2013-04-12T12:21:55+00:00

Dans une décision rendue jeudi 11 avril, le Conseil Constitutionnel a censuré le texte de loi sur la tarification progressive de l’énergie (dit loi Brottes), au motif qu’il engendrerait une rupture d’égalité caractérisée entre usagers du service public de l’énergie.

L’exception infirme la règle

Saisis du texte le 13 mars, les Sages de la République ont considéré que la loi était injuste puisqu’elle prévoyait de pénaliser différemment les consommateurs selon qu’ils résident dans des immeubles individuels ou collectifs, qu’ils sont professionnels ou domestiques, ou qu’ils se chauffent au gaz ou au fioul. De fait, la disposition centrale qui consiste à créer 3 tranches de tarifs en fonction du volume de consommation a été supprimée.

C’est un nouveau revers pour François Brottes, auteur du texte, déjà affaibli par le vote négatif de l’opposition (UMP) et des Communistes/Front de Gauche au Sénat.
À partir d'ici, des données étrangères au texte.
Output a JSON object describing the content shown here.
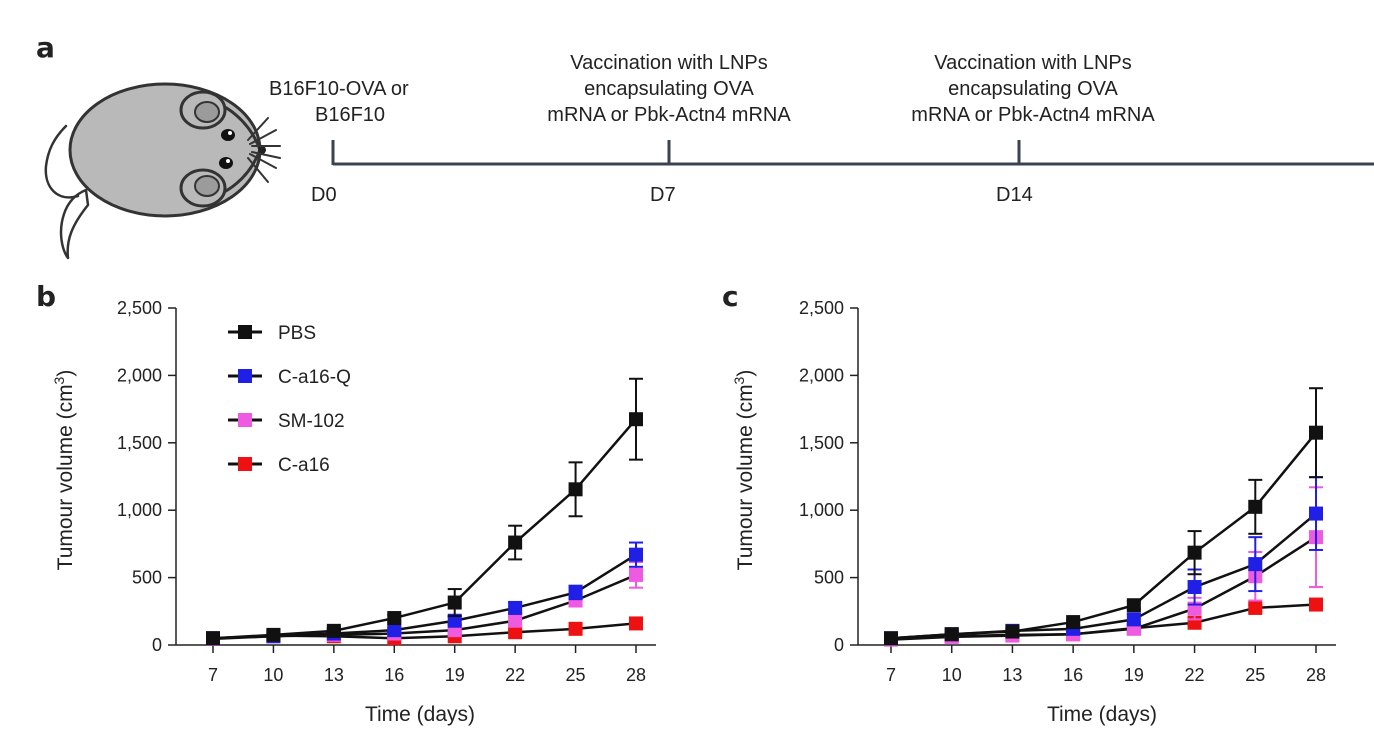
{
  "panels": {
    "a": "a",
    "b": "b",
    "c": "c"
  },
  "timeline": {
    "events": [
      {
        "day": "D0",
        "text": [
          "B16F10-OVA or",
          "B16F10"
        ]
      },
      {
        "day": "D7",
        "text": [
          "Vaccination with LNPs",
          "encapsulating OVA",
          "mRNA or Pbk-Actn4 mRNA"
        ]
      },
      {
        "day": "D14",
        "text": [
          "Vaccination with LNPs",
          "encapsulating OVA",
          "mRNA or Pbk-Actn4 mRNA"
        ]
      }
    ],
    "icon": "mouse-icon"
  },
  "colors": {
    "PBS": "#111111",
    "C-a16-Q": "#1f1fe6",
    "SM-102": "#ef5be0",
    "C-a16": "#ee1111",
    "line": "#111111",
    "axis": "#222222",
    "timeline": "#3a4450",
    "mouse_fill": "#b9b9b9"
  },
  "chart_data": [
    {
      "panel": "b",
      "type": "line",
      "x": [
        7,
        10,
        13,
        16,
        19,
        22,
        25,
        28
      ],
      "xlabel": "Time (days)",
      "ylabel": "Tumour volume (cm",
      "ylabel_sup": "3",
      "ylabel_close": ")",
      "xticks": [
        "7",
        "10",
        "13",
        "16",
        "19",
        "22",
        "25",
        "28"
      ],
      "yticks": [
        "0",
        "500",
        "1,000",
        "1,500",
        "2,000",
        "2,500"
      ],
      "ylim": [
        0,
        2500
      ],
      "legend": "top-left",
      "series": [
        {
          "name": "PBS",
          "values": [
            50,
            75,
            105,
            200,
            315,
            760,
            1155,
            1675
          ],
          "err": [
            10,
            10,
            15,
            25,
            100,
            125,
            200,
            300
          ]
        },
        {
          "name": "C-a16-Q",
          "values": [
            50,
            65,
            85,
            110,
            180,
            275,
            390,
            670
          ],
          "err": [
            5,
            10,
            10,
            15,
            30,
            40,
            50,
            90
          ]
        },
        {
          "name": "SM-102",
          "values": [
            45,
            65,
            75,
            85,
            110,
            180,
            330,
            520
          ],
          "err": [
            5,
            8,
            10,
            10,
            15,
            25,
            40,
            95
          ]
        },
        {
          "name": "C-a16",
          "values": [
            50,
            70,
            65,
            50,
            65,
            95,
            120,
            160
          ],
          "err": [
            5,
            5,
            5,
            5,
            8,
            10,
            10,
            15
          ]
        }
      ]
    },
    {
      "panel": "c",
      "type": "line",
      "x": [
        7,
        10,
        13,
        16,
        19,
        22,
        25,
        28
      ],
      "xlabel": "Time (days)",
      "ylabel": "Tumour volume (cm",
      "ylabel_sup": "3",
      "ylabel_close": ")",
      "xticks": [
        "7",
        "10",
        "13",
        "16",
        "19",
        "22",
        "25",
        "28"
      ],
      "yticks": [
        "0",
        "500",
        "1,000",
        "1,500",
        "2,000",
        "2,500"
      ],
      "ylim": [
        0,
        2500
      ],
      "series": [
        {
          "name": "PBS",
          "values": [
            50,
            80,
            100,
            170,
            295,
            685,
            1025,
            1575
          ],
          "err": [
            10,
            10,
            15,
            20,
            30,
            160,
            200,
            330
          ]
        },
        {
          "name": "C-a16-Q",
          "values": [
            50,
            80,
            105,
            120,
            190,
            430,
            600,
            975
          ],
          "err": [
            5,
            10,
            15,
            20,
            40,
            130,
            200,
            270
          ]
        },
        {
          "name": "SM-102",
          "values": [
            40,
            60,
            70,
            80,
            120,
            270,
            510,
            800
          ],
          "err": [
            5,
            8,
            10,
            15,
            30,
            80,
            180,
            370
          ]
        },
        {
          "name": "C-a16",
          "values": [
            45,
            65,
            75,
            80,
            125,
            165,
            275,
            300
          ],
          "err": [
            5,
            5,
            8,
            10,
            15,
            20,
            25,
            30
          ]
        }
      ]
    }
  ]
}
Toujours optimiste, le député socialiste de l’Isère estime que « le Conseil a censuré les dispositions sur le bonus-malus, parce qu’il ne s’applique pas assez largement, mais ce principe n’est pas invalidé ». Un texte remanié, juridiquement plus solide, sera présenté par François Brottes et pourrait être intégré dans la prochaine loi de programmation sur la transition énergétique dont la présentation au Parlement est prévue en septembre 2013.